Do I Look Like I’m Having a Good Day. This was complete with frowny faces in the corners.
Grandma’s My Name. Spoiling’s My Game. Does it need any more explanation?
Just like the walls of wisdom and the vanity plates, these frames tell us something not just about the frame owner but about ourselves also. There’s something to smile about for each one, even the ex-husband. And if you can smile while being lost, being sweet, or being cantankerous, it won’t be a long trip.
Now, that’s what we think. Really. How ‘bout you?
Friends of ours have a plaque hanging above the entrance to their house’s center hallway. One has to pass it on the way to almost any room in the house. Every seat in their favorite gathering spot has a clear view of it. It holds the wisdom of centuries, the hope of generations, and the fear of all who read it. “What if the hokey pokey is what it’s all about?”
Years ago we took philosophy classes in college to ask the unanswerable, to earn motives, to seek fulfillment, to learn the wisdom of the ages. Today we just need a good craft show and a vendor with access to the Internet. All the hard work has been done. The answers are there. Along with some questions that we never even thought to ask.

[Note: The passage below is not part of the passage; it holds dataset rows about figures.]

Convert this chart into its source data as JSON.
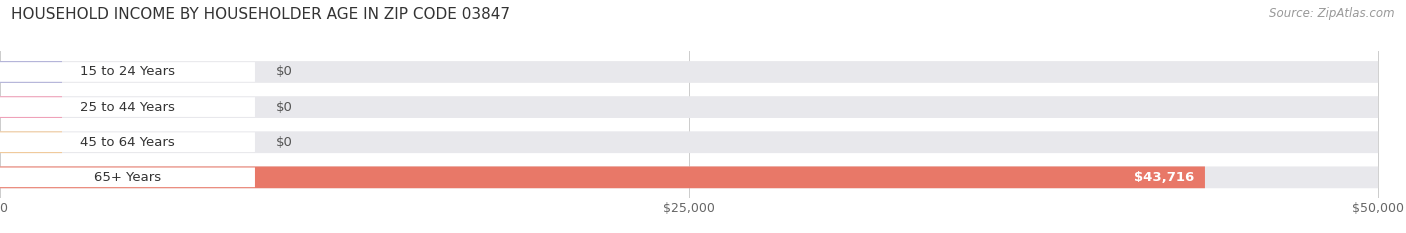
{
  "title": "HOUSEHOLD INCOME BY HOUSEHOLDER AGE IN ZIP CODE 03847",
  "source": "Source: ZipAtlas.com",
  "categories": [
    "15 to 24 Years",
    "25 to 44 Years",
    "45 to 64 Years",
    "65+ Years"
  ],
  "values": [
    0,
    0,
    0,
    43716
  ],
  "bar_colors": [
    "#b0b0d8",
    "#f0a0b8",
    "#f0c898",
    "#e87868"
  ],
  "xlim_max": 50000,
  "xticks": [
    0,
    25000,
    50000
  ],
  "xticklabels": [
    "$0",
    "$25,000",
    "$50,000"
  ],
  "value_labels": [
    "$0",
    "$0",
    "$0",
    "$43,716"
  ],
  "title_fontsize": 11,
  "source_fontsize": 8.5,
  "label_fontsize": 9.5,
  "tick_fontsize": 9,
  "background_color": "#ffffff",
  "bar_bg_color": "#e8e8ec",
  "fig_width": 14.06,
  "fig_height": 2.33
}
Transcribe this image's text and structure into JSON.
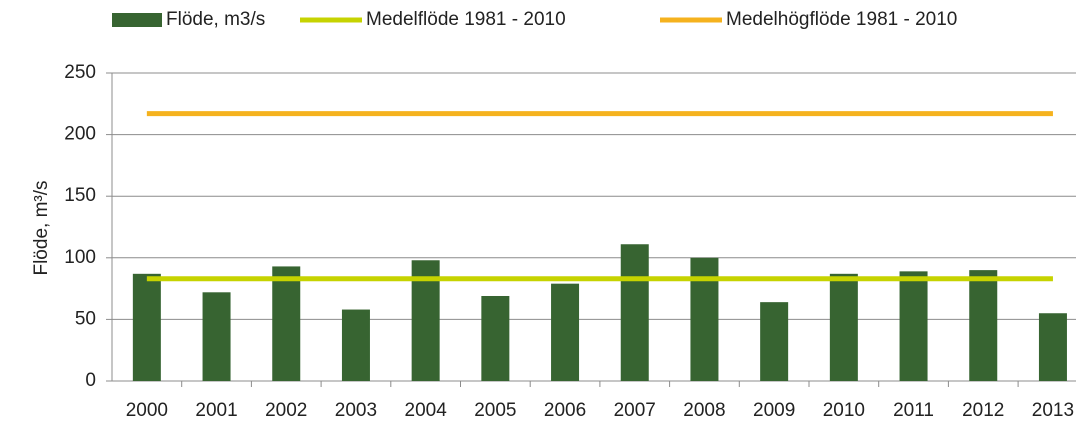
{
  "chart_data": {
    "type": "bar",
    "y_label": "Flöde, m³/s",
    "categories": [
      "2000",
      "2001",
      "2002",
      "2003",
      "2004",
      "2005",
      "2006",
      "2007",
      "2008",
      "2009",
      "2010",
      "2011",
      "2012",
      "2013"
    ],
    "series": [
      {
        "name": "Flöde, m3/s",
        "type": "bar",
        "color": "#376431",
        "values": [
          87,
          72,
          93,
          58,
          98,
          69,
          79,
          111,
          100,
          64,
          87,
          89,
          90,
          55
        ]
      },
      {
        "name": "Medelflöde 1981 - 2010",
        "type": "line",
        "color": "#c6d300",
        "values": [
          83,
          83,
          83,
          83,
          83,
          83,
          83,
          83,
          83,
          83,
          83,
          83,
          83,
          83
        ]
      },
      {
        "name": "Medelhögflöde 1981 - 2010",
        "type": "line",
        "color": "#f5b21e",
        "values": [
          217,
          217,
          217,
          217,
          217,
          217,
          217,
          217,
          217,
          217,
          217,
          217,
          217,
          217
        ]
      }
    ],
    "ylim": [
      0,
      250
    ],
    "yticks": [
      0,
      50,
      100,
      150,
      200,
      250
    ],
    "grid": true,
    "legend": "top"
  }
}
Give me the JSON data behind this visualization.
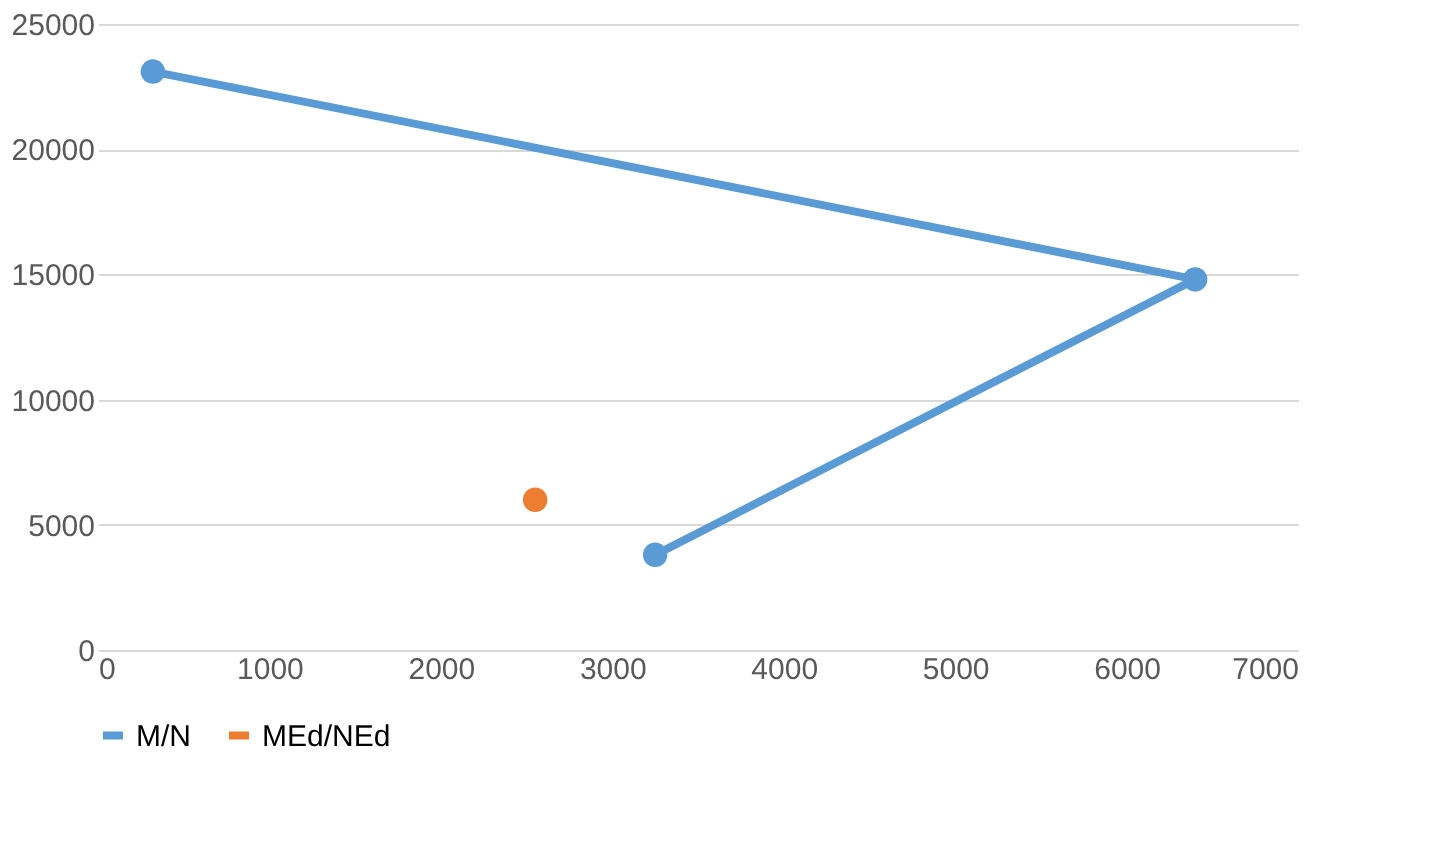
{
  "chart_data": {
    "type": "line",
    "marker": "circle",
    "line_style": "solid",
    "grid": "y",
    "legend": "bottom",
    "xlim": [
      0,
      7000
    ],
    "xticks": [
      0,
      1000,
      2000,
      3000,
      4000,
      5000,
      6000,
      7000
    ],
    "ylim": [
      0,
      25000
    ],
    "yticks": [
      0,
      5000,
      10000,
      15000,
      20000,
      25000
    ],
    "series": [
      {
        "name": "M/N",
        "color": "#5b9bd5",
        "x": [
          320,
          6400,
          3250
        ],
        "values": [
          23100,
          14800,
          3800
        ]
      },
      {
        "name": "MEd/NEd",
        "color": "#ed7d31",
        "x": [
          2550
        ],
        "values": [
          6000
        ]
      }
    ]
  }
}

And so we thought of it one day last week. It came while He of We was standing at the kitchen sink at She of We’s. There sits a piece of ceramic tile. Painted on it the thought we all have many times a day but won’t, or can’t verbalize. “I can only compensate so much for your stupidity.” Admit it. You too have wanted to tell your boss just that very thing. You can’t, or won’t. You head home knowing something isn’t right. You can feel it but you aren’t sure what it is that is making you “not right.” If you were She of We when you get home, you’d know as soon as you stood before your sink what it is that you are feeling. That one little phrase puts you back on top and sets all right for the rest of the evening.

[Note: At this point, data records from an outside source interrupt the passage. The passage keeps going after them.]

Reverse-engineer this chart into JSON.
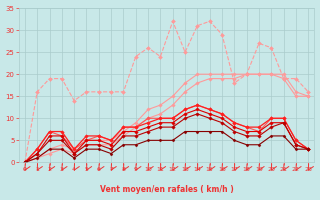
{
  "x": [
    0,
    1,
    2,
    3,
    4,
    5,
    6,
    7,
    8,
    9,
    10,
    11,
    12,
    13,
    14,
    15,
    16,
    17,
    18,
    19,
    20,
    21,
    22,
    23
  ],
  "series": [
    {
      "label": "rafales_max_dotted",
      "color": "#FF9999",
      "linewidth": 0.8,
      "marker": "D",
      "markersize": 2.0,
      "linestyle": "--",
      "values": [
        0,
        16,
        19,
        19,
        14,
        16,
        16,
        16,
        16,
        24,
        26,
        24,
        32,
        25,
        31,
        32,
        29,
        18,
        20,
        27,
        26,
        19,
        19,
        16
      ]
    },
    {
      "label": "rafales_solid_upper",
      "color": "#FF9999",
      "linewidth": 0.8,
      "marker": "D",
      "markersize": 1.8,
      "linestyle": "-",
      "values": [
        0,
        1,
        3,
        4,
        3,
        5,
        5,
        5,
        7,
        9,
        12,
        13,
        15,
        18,
        20,
        20,
        20,
        20,
        20,
        20,
        20,
        20,
        16,
        15
      ]
    },
    {
      "label": "rafales_solid_lower",
      "color": "#FF9999",
      "linewidth": 0.8,
      "marker": "D",
      "markersize": 1.8,
      "linestyle": "-",
      "values": [
        0,
        1,
        2,
        3,
        2,
        4,
        4,
        4,
        6,
        8,
        10,
        11,
        13,
        16,
        18,
        19,
        19,
        19,
        20,
        20,
        20,
        19,
        15,
        15
      ]
    },
    {
      "label": "vent_red_upper_dotted",
      "color": "#FF5555",
      "linewidth": 0.8,
      "marker": "D",
      "markersize": 1.8,
      "linestyle": "-",
      "values": [
        0,
        3,
        7,
        6,
        3,
        5,
        6,
        5,
        8,
        8,
        10,
        10,
        10,
        12,
        13,
        12,
        11,
        9,
        8,
        7,
        10,
        10,
        5,
        3
      ]
    },
    {
      "label": "vent_red_mid1",
      "color": "#FF2020",
      "linewidth": 0.9,
      "marker": "D",
      "markersize": 1.8,
      "linestyle": "-",
      "values": [
        0,
        3,
        7,
        7,
        3,
        6,
        6,
        5,
        8,
        8,
        9,
        10,
        10,
        12,
        13,
        12,
        11,
        9,
        8,
        8,
        10,
        10,
        5,
        3
      ]
    },
    {
      "label": "vent_red_mid2",
      "color": "#DD0000",
      "linewidth": 0.8,
      "marker": "D",
      "markersize": 1.8,
      "linestyle": "-",
      "values": [
        0,
        2,
        6,
        6,
        2,
        5,
        5,
        4,
        7,
        7,
        8,
        9,
        9,
        11,
        12,
        11,
        10,
        8,
        7,
        7,
        9,
        9,
        4,
        3
      ]
    },
    {
      "label": "vent_red_lower",
      "color": "#BB0000",
      "linewidth": 0.8,
      "marker": "D",
      "markersize": 1.8,
      "linestyle": "-",
      "values": [
        0,
        2,
        5,
        5,
        2,
        4,
        4,
        3,
        6,
        6,
        7,
        8,
        8,
        10,
        11,
        10,
        9,
        7,
        6,
        6,
        8,
        9,
        4,
        3
      ]
    },
    {
      "label": "vent_darkred_bottom",
      "color": "#880000",
      "linewidth": 0.8,
      "marker": "D",
      "markersize": 1.5,
      "linestyle": "-",
      "values": [
        0,
        1,
        3,
        3,
        1,
        3,
        3,
        2,
        4,
        4,
        5,
        5,
        5,
        7,
        7,
        7,
        7,
        5,
        4,
        4,
        6,
        6,
        3,
        3
      ]
    }
  ],
  "xlabel": "Vent moyen/en rafales ( km/h )",
  "xlim": [
    -0.5,
    23.5
  ],
  "ylim": [
    0,
    35
  ],
  "yticks": [
    0,
    5,
    10,
    15,
    20,
    25,
    30,
    35
  ],
  "xticks": [
    0,
    1,
    2,
    3,
    4,
    5,
    6,
    7,
    8,
    9,
    10,
    11,
    12,
    13,
    14,
    15,
    16,
    17,
    18,
    19,
    20,
    21,
    22,
    23
  ],
  "bg_color": "#C8E8E8",
  "grid_color": "#AACCCC",
  "tick_color": "#EE3333",
  "label_color": "#EE3333",
  "arrow_color": "#EE3333"
}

What are some of the other great wisdoms our walls share with us? A quick scan at our offices, dens, kitchens, hallways, foyers, even bathrooms provides us with so much enlightenment that we will forever be at inner peace.
Half of the people in the world have below average intelligence.
Behind every great man is an enormous amount of caffeine.
Don’t believe everything I think.
If at first you don’t succeed, redefine success.
Life is like a roll of toilet paper. The closer you get to the end, the faster it goes.
And so it goes. Maybe they aren’t the world’s greatest pearls of wisdom but they make us smile. Sometimes they even make us think. Now wasn’t that the goal of freshman philosophy. Not to answer questions, or define our motives, or to become fulfilled. It was to make us think. Maybe after all the years that have gone by we still need that reminder that not only don’t we have all the answers, we still aren’t sure what the questions are. Maybe it’s time to slow down and think. To recognize that success doesn’t equal fulfillment.
We like our walls of wisdom. So yes, we still need to be reminded that we shouldn’t work so hard at making a living that we forget to make a life. But we also need to be reminded that nobody gets in to see the wizard, and that somewhere, the hokey pokey really is what it’s all about.
Now, that’s what we think. Really. How ‘bout you?